Did they bring an hors d’oeuvres tray to tempt you?
Crackers with cream cheese? Pimento-centered olives?
A Manhattan on the rocks, no cherry?

Dad says, “Please call your grandmother. She remembers
Your name in her sleep. She hears you speaking.
She dreams of a chubby, pigtailed girl with freckles
Who picks her nose and won’t eat tomatoes.”

I’m in England. I don’t have to answer the phone
In the entryway, shared by my housemates.
I scorn your slow dying and the food you don’t want
As your gut shuts down.

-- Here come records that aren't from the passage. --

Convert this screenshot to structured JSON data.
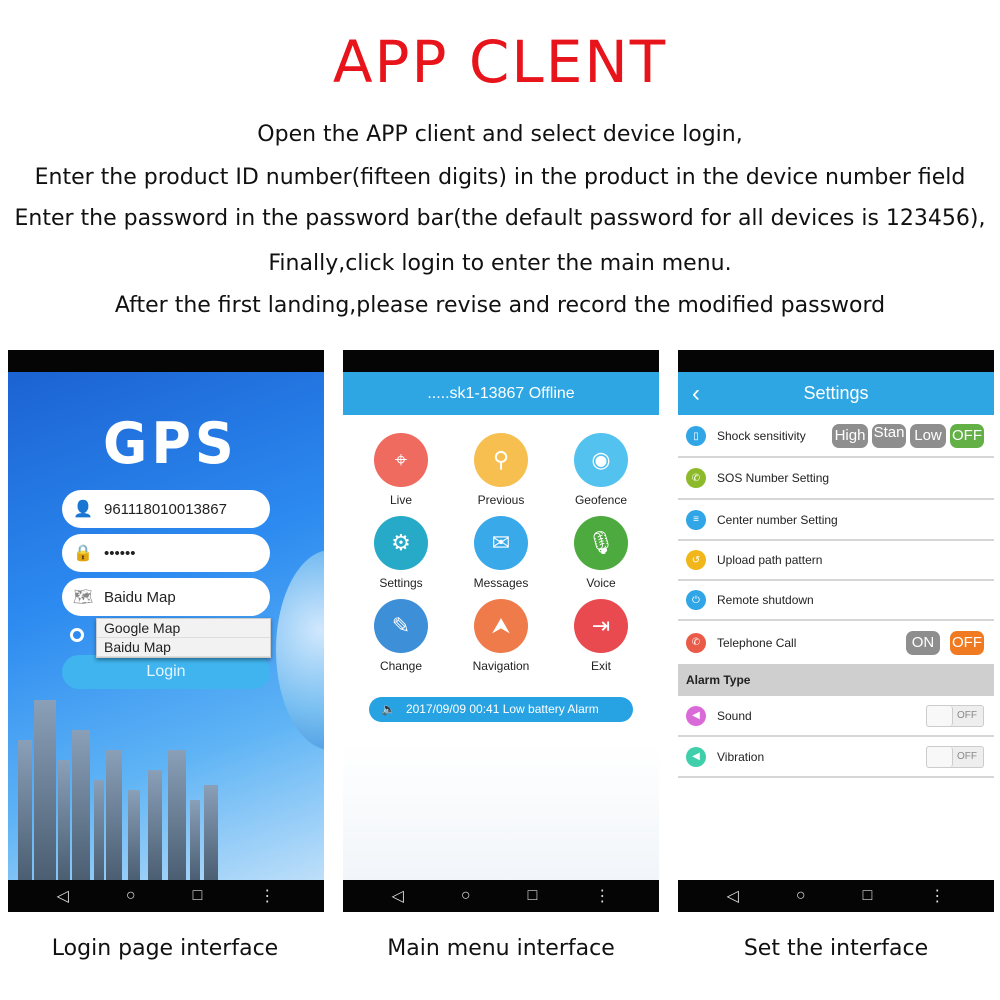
{
  "title": "APP CLENT",
  "instructions": [
    "Open the APP client and select device login,",
    "Enter the product ID number(fifteen digits) in the product in the device number field",
    "Enter the password in the password bar(the default password for all devices is 123456),",
    "Finally,click login to enter the main menu.",
    "After the first landing,please revise and record the modified password"
  ],
  "login": {
    "logo": "GPS",
    "device_id": "961118010013867",
    "password": "••••••",
    "map_selected": "Baidu Map",
    "map_options": [
      "Google Map",
      "Baidu Map"
    ],
    "login_label": "Login",
    "caption": "Login page interface"
  },
  "main": {
    "header": ".....sk1-13867 Offline",
    "items": [
      {
        "label": "Live",
        "icon": "crosshair-icon",
        "color": "#ef6a5f"
      },
      {
        "label": "Previous",
        "icon": "map-pin-icon",
        "color": "#f6bf4f"
      },
      {
        "label": "Geofence",
        "icon": "target-icon",
        "color": "#53c2ef"
      },
      {
        "label": "Settings",
        "icon": "gear-icon",
        "color": "#27aac8"
      },
      {
        "label": "Messages",
        "icon": "envelope-icon",
        "color": "#39a9ea"
      },
      {
        "label": "Voice",
        "icon": "microphone-icon",
        "color": "#4daa3e"
      },
      {
        "label": "Change",
        "icon": "edit-icon",
        "color": "#3d8fd8"
      },
      {
        "label": "Navigation",
        "icon": "navigation-icon",
        "color": "#ef7a4a"
      },
      {
        "label": "Exit",
        "icon": "exit-icon",
        "color": "#e84a4f"
      }
    ],
    "alarm": "2017/09/09 00:41 Low battery Alarm",
    "caption": "Main menu interface"
  },
  "settings": {
    "header": "Settings",
    "shock": {
      "label": "Shock sensitivity",
      "options": [
        "High",
        "Stan",
        "Low",
        "OFF"
      ],
      "selected": "OFF"
    },
    "rows": [
      "SOS Number Setting",
      "Center number Setting",
      "Upload path pattern",
      "Remote shutdown"
    ],
    "telephone": {
      "label": "Telephone Call",
      "on": "ON",
      "off": "OFF",
      "selected": "OFF"
    },
    "alarm_type": "Alarm Type",
    "sound": {
      "label": "Sound",
      "state": "OFF"
    },
    "vibration": {
      "label": "Vibration",
      "state": "OFF"
    },
    "caption": "Set the interface"
  },
  "nav": {
    "back": "◁",
    "home": "○",
    "recent": "□",
    "menu": "⋮"
  }
}
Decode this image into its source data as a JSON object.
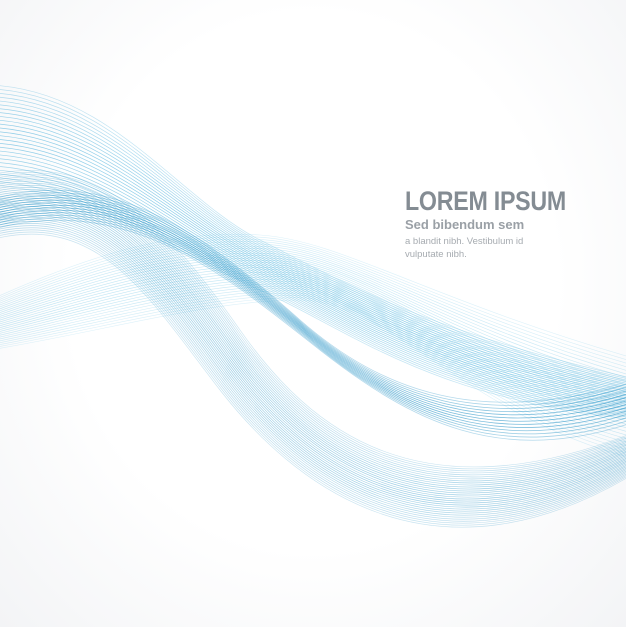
{
  "headline": "LOREM IPSUM",
  "subheadline": "Sed bibendum sem",
  "body_lines": [
    "a blandit nibh. Vestibulum id",
    "vulputate nibh."
  ],
  "colors": {
    "wave_dark": "#1f8fc4",
    "wave_mid": "#3aa9d8",
    "wave_light": "#7fcbe9",
    "background": "#ffffff",
    "headline": "#848c93",
    "body_text": "#a6abb0"
  }
}
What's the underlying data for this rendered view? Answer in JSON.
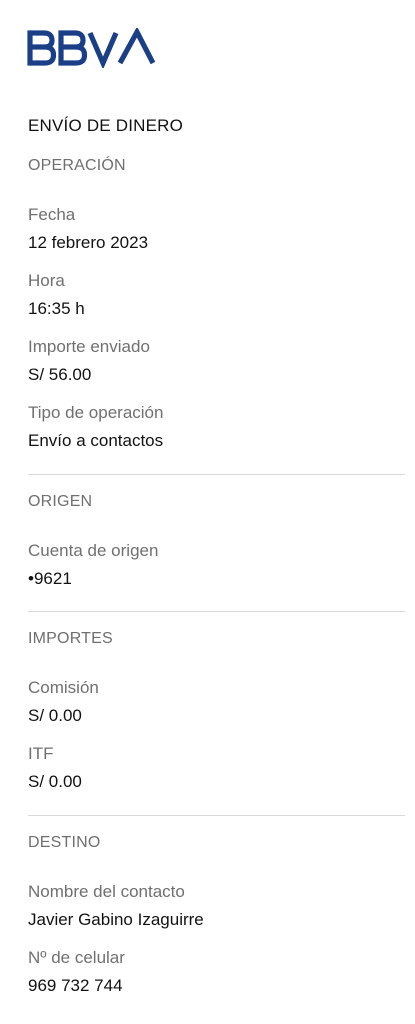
{
  "header": {
    "logo_text": "BBVA",
    "logo_color": "#1b3f87",
    "title": "ENVÍO DE DINERO"
  },
  "operacion": {
    "section_title": "OPERACIÓN",
    "fecha_label": "Fecha",
    "fecha_value": "12 febrero 2023",
    "hora_label": "Hora",
    "hora_value": "16:35 h",
    "importe_label": "Importe enviado",
    "importe_value": "S/ 56.00",
    "tipo_label": "Tipo de operación",
    "tipo_value": "Envío a contactos"
  },
  "origen": {
    "section_title": "ORIGEN",
    "cuenta_label": "Cuenta de origen",
    "cuenta_value": "•9621"
  },
  "importes": {
    "section_title": "IMPORTES",
    "comision_label": "Comisión",
    "comision_value": "S/ 0.00",
    "itf_label": "ITF",
    "itf_value": "S/ 0.00"
  },
  "destino": {
    "section_title": "DESTINO",
    "nombre_label": "Nombre del contacto",
    "nombre_value": "Javier Gabino Izaguirre",
    "celular_label": "Nº de celular",
    "celular_value": "969 732 744"
  }
}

Hurry up and die.

Next thing, your sallow gin-blossom cheeks sink beneath
Collapsed eye sockets. Blue lids with red veins
Close over steel grey eyes, glinting eyes that sliced me
Like an underripe tomato, pale flesh

Pink as a candy heart, bloodless and flavorless.
Dad says, “Please call me back. She’s not speaking
Much but she can still hear. She squeezes when I squeeze
Her hand. She responds when I say your name.”

I’m in England. I’m on a shared phone in the hall.
I can’t call. There’s no privacy. My house-
Mates take messages, each one more urgent. I stall
With my hand on the wall phone. Can’t you die

Without dragging the rest of us with you, you bitch?
The last thing to go is your dignity.
Your diapers smell while relatives sit by your bed
And imagine you dreaming of Heaven.

Dad says, “She passed last night. I wish you’d called to say
Goodbye. Now she’s in Heaven. It’s too late.”
Your ashes stored behind a plaque reveal nothing
Of the grandmother who numbered my faults,

An arm’s-length list of failings, called me fat, lazy,
Petulant, graceless, unmarriageable.
I’m in England, bitch. I will decide what I do.
Sip your bourbon with Satan. I still hate you.